No wonder then that brands and their marketing agencies are interested in the country. Indeed, shortly after Barry wrote that piece, the sage of advertising, WPP boss Sir Martin Sorrell, was bigging up the country. As Iran-watchers consistently pointed out, Iran is a more westernised country than China.
While progress is – inevitably – slow, the opportunity for brands in Iran remains potentially huge, and the big networks will be licking their lips at the thought of snapping up, or working with, the country’s agencies. These include Zigma8, PGt, Nour and Irannovin.
The best-known of these shops is Tehran-based Zigma8, whose founder and executive creative director, Dr Mir Damoon Mir, has established himself as something of a guru on his country’s agency scene.
“The first and most important thing to bear in mind when advertising and branding in Iran is that you are communicating with one of the most diverse audiences in the world,” he said last year.
“This is a vast community from the north of Iran to the south, and from east to west, with an unsaturated market in the big cities. Tehran is the second largest city in Western Asia, and the third largest in the Middle East. It’s a large, multicultural community with a wide range of diversity.
“Even though the purchasing power of the majority of people decreased in the eight years of the Mahmoud Ahmadinejad regime, this is still a demanding society when it comes to luxury brands and quality products and services. Many luxury malls have opened in Tehran and other Iranian cities in recent years, and most of them are fully packed on weekends.
“People enjoy shopping and having dinner or lunch in restaurants and fast food places. They love to dress up and go out to malls, to see and be seen, and even if they’re not shopping, they’re at least window-shopping. More than fifteen large shopping malls are under construction just in Tehran, and many more in other parts of the country.
“I know lots of teenagers who work full-time for $400 per month, but when you look at their wardrobe, each item costs $150 or more, and it is all major brands. The community is very sophisticated about brands. Iranian consumers have a definite sense of style, and they like to show off.”
Mir identifies gaming, computer hardware and software, banking, homewares and fashion as growth areas. Samsung, Danone, Unilever, BAT and Bayer are all already advertising in the country.
So, lots of potential there. You can see why stylish brands such as Apple are interested in gaining a foothold in this potentially lucrative market.
Since then, a spanner has been thrown in the works with the election of the 45th US president. Donald Trump has made no secret of his desire to pull America out of the Obama deal and re-impose sanctions.
Leaving aside the geopolitical effects of such a move – far too complex to deal with here – outward-looking brands and agencies here in the west will be disappointed if Iran becomes a pariah again, the door slammed shut just when it had been pushed ajar.

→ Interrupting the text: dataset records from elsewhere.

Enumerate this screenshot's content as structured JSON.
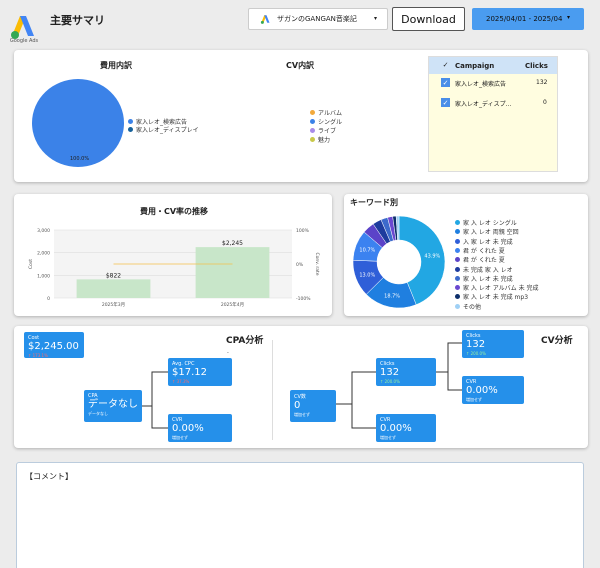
{
  "header": {
    "logo_label": "Google Ads",
    "title": "主要サマリ",
    "account": "ザガンのGANGAN音楽記",
    "download_label": "Download",
    "date_range": "2025/04/01 - 2025/04"
  },
  "cost_breakdown": {
    "title": "費用内訳",
    "pie_label": "100.0%",
    "legend": [
      "家入レオ_検索広告",
      "家入レオ_ディスプレイ"
    ],
    "colors": [
      "#3b82e8",
      "#16619a"
    ]
  },
  "cv_breakdown": {
    "title": "CV内訳",
    "legend": [
      "アルバム",
      "シングル",
      "ライブ",
      "魅力"
    ],
    "colors": [
      "#f2a93b",
      "#3b82e8",
      "#a88ce8",
      "#c9c94a"
    ]
  },
  "campaign_table": {
    "col_campaign": "Campaign",
    "col_clicks": "Clicks",
    "check_glyph": "✓",
    "rows": [
      {
        "name": "家入レオ_検索広告",
        "clicks": "132"
      },
      {
        "name": "家入レオ_ディスプ...",
        "clicks": "0"
      }
    ]
  },
  "trend": {
    "title": "費用・CV率の推移",
    "y_left_label": "Cost",
    "y_right_label": "Conv. rate",
    "y_left_ticks": [
      "3,000",
      "2,000",
      "1,000",
      "0"
    ],
    "y_right_ticks": [
      "100%",
      "0%",
      "-100%"
    ],
    "chart_data": {
      "type": "bar",
      "categories": [
        "2025年3月",
        "2025年4月"
      ],
      "series": [
        {
          "name": "Cost",
          "values": [
            822,
            2245
          ],
          "labels": [
            "$822",
            "$2,245"
          ]
        },
        {
          "name": "Conv. rate",
          "values": [
            0,
            0
          ]
        }
      ],
      "ylim": [
        0,
        3000
      ]
    }
  },
  "keywords": {
    "title": "キーワード別",
    "chart_data": {
      "type": "pie",
      "labels": [
        "家 入 レオ シングル",
        "家 入 レオ 両親 空回",
        "入 家 レオ 未 完成",
        "君 が くれた 夏",
        "君 が くれた 夏",
        "未 完成 家 入 レオ",
        "家 入 レオ 未 完成",
        "家 入 レオ アルバム 未 完成",
        "家 入 レオ 未 完成 mp3",
        "その他"
      ],
      "values": [
        43.9,
        18.7,
        13.0,
        10.7,
        4.2,
        3.1,
        2.4,
        1.8,
        1.2,
        1.0
      ],
      "slice_labels": [
        "43.9%",
        "18.7%",
        "13.0%",
        "10.7%"
      ],
      "colors": [
        "#22a7e3",
        "#1f7fe0",
        "#2f5fd8",
        "#3b82f0",
        "#5b43c8",
        "#1e3c9e",
        "#3d6acb",
        "#6a48d0",
        "#0d2f6b",
        "#9fd0f5"
      ]
    }
  },
  "cpa": {
    "title": "CPA分析",
    "cost": {
      "label": "Cost",
      "value": "$2,245.00",
      "sub": "↑ 173.1%"
    },
    "cpa": {
      "label": "CPA",
      "value": "データなし",
      "sub": "データなし"
    },
    "avg_cpc": {
      "label": "Avg. CPC",
      "value": "$17.12",
      "sub": "↑ 37.3%"
    },
    "cvr": {
      "label": "CVR",
      "value": "0.00%",
      "sub": "増加せず"
    },
    "dot": "·"
  },
  "cv": {
    "title": "CV分析",
    "cv_count": {
      "label": "CV数",
      "value": "0",
      "sub": "増加せず"
    },
    "clicks_mid": {
      "label": "Clicks",
      "value": "132",
      "sub": "↑ 200.0%"
    },
    "cvr_mid": {
      "label": "CVR",
      "value": "0.00%",
      "sub": "増加せず"
    },
    "clicks_top": {
      "label": "Clicks",
      "value": "132",
      "sub": "↑ 200.0%"
    },
    "cvr_right": {
      "label": "CVR",
      "value": "0.00%",
      "sub": "増加せず"
    }
  },
  "comment": {
    "label": "【コメント】"
  }
}
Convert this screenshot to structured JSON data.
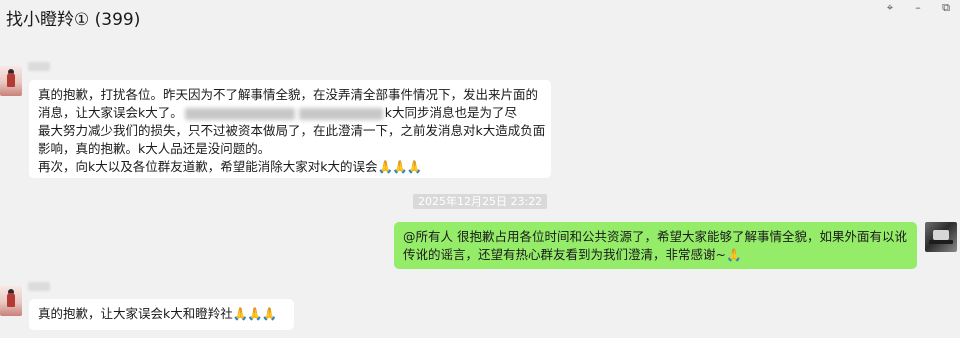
{
  "window": {
    "title": "找小瞪羚① (399)",
    "controls": [
      {
        "name": "pin-icon",
        "glyph": "⌖"
      },
      {
        "name": "minimize-icon",
        "glyph": "–"
      },
      {
        "name": "restore-icon",
        "glyph": "⧉"
      }
    ]
  },
  "messages": [
    {
      "side": "left",
      "lines": [
        "真的抱歉，打扰各位。昨天因为不了解事情全貌，在没弄清全部事件情况下，发出来片面的",
        "消息，让大家误会k大了。",
        "k大同步消息也是为了尽",
        "最大努力减少我们的损失，只不过被资本做局了，在此澄清一下，之前发消息对k大造成负面",
        "影响，真的抱歉。k大人品还是没问题的。",
        "再次，向k大以及各位群友道歉，希望能消除大家对k大的误会"
      ],
      "emoji": "🙏🙏🙏"
    },
    {
      "timestamp": "2025年12月25日 23:22"
    },
    {
      "side": "right",
      "lines": [
        "@所有人  很抱歉占用各位时间和公共资源了，希望大家能够了解事情全貌，如果外面有以讹",
        "传讹的谣言，还望有热心群友看到为我们澄清，非常感谢~"
      ],
      "emoji": "🙏"
    },
    {
      "side": "left",
      "lines": [
        "真的抱歉，让大家误会k大和瞪羚社"
      ],
      "emoji": "🙏🙏🙏"
    }
  ],
  "colors": {
    "background": "#f1f1f1",
    "bubble_left": "#ffffff",
    "bubble_right": "#95ec69",
    "timestamp_bg": "#d9d9d9"
  }
}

For all his bluster, The Donald has, however, yet to enact any of his decrees: both his repeal of Obamacare and the “travel ban” have become stuck in the labyrinthine corridors of Washington politics, with no resolution in sight. And only this week Theresa May underlined the UK government’s support for the nuclear deal.
Of course, no matter how this drama plays out, there will be significant challenges for any agencies wishing to work in the country – not least the distinctions between Persian and Arabic language and culture (and indeed between Judeo-Christian/Western secular and Shia Islamic culture). It is not simply a case of repurposing content from other areas of Europe or the Middle East, as this approach will be rejected by Iranian consumers.
Some brands will also find it easier than others to launch in Iran. Certain products, like energy drinks, are prohibited, while other types of foods and industrial goods will encounter tougher regulations, with the Iranian government keen to protect local producers. But things look more straightforward for companies in the technology and telecoms space.
However, foreign advertisers are currently forced to pay a premium to advertise on Iranian TV, which will require expert negotiating skills by media agencies; and although some large supermarket chains (notably Carrefour) have entered the market, the country is still dominated by bazaars and small shops, making it difficult for western brands to get decent distribution.
But these are not insurmountable problems. Iran still remains a tantalising and exciting proposition, and the marcomms industry should, now more than ever, be working at ways of developing it.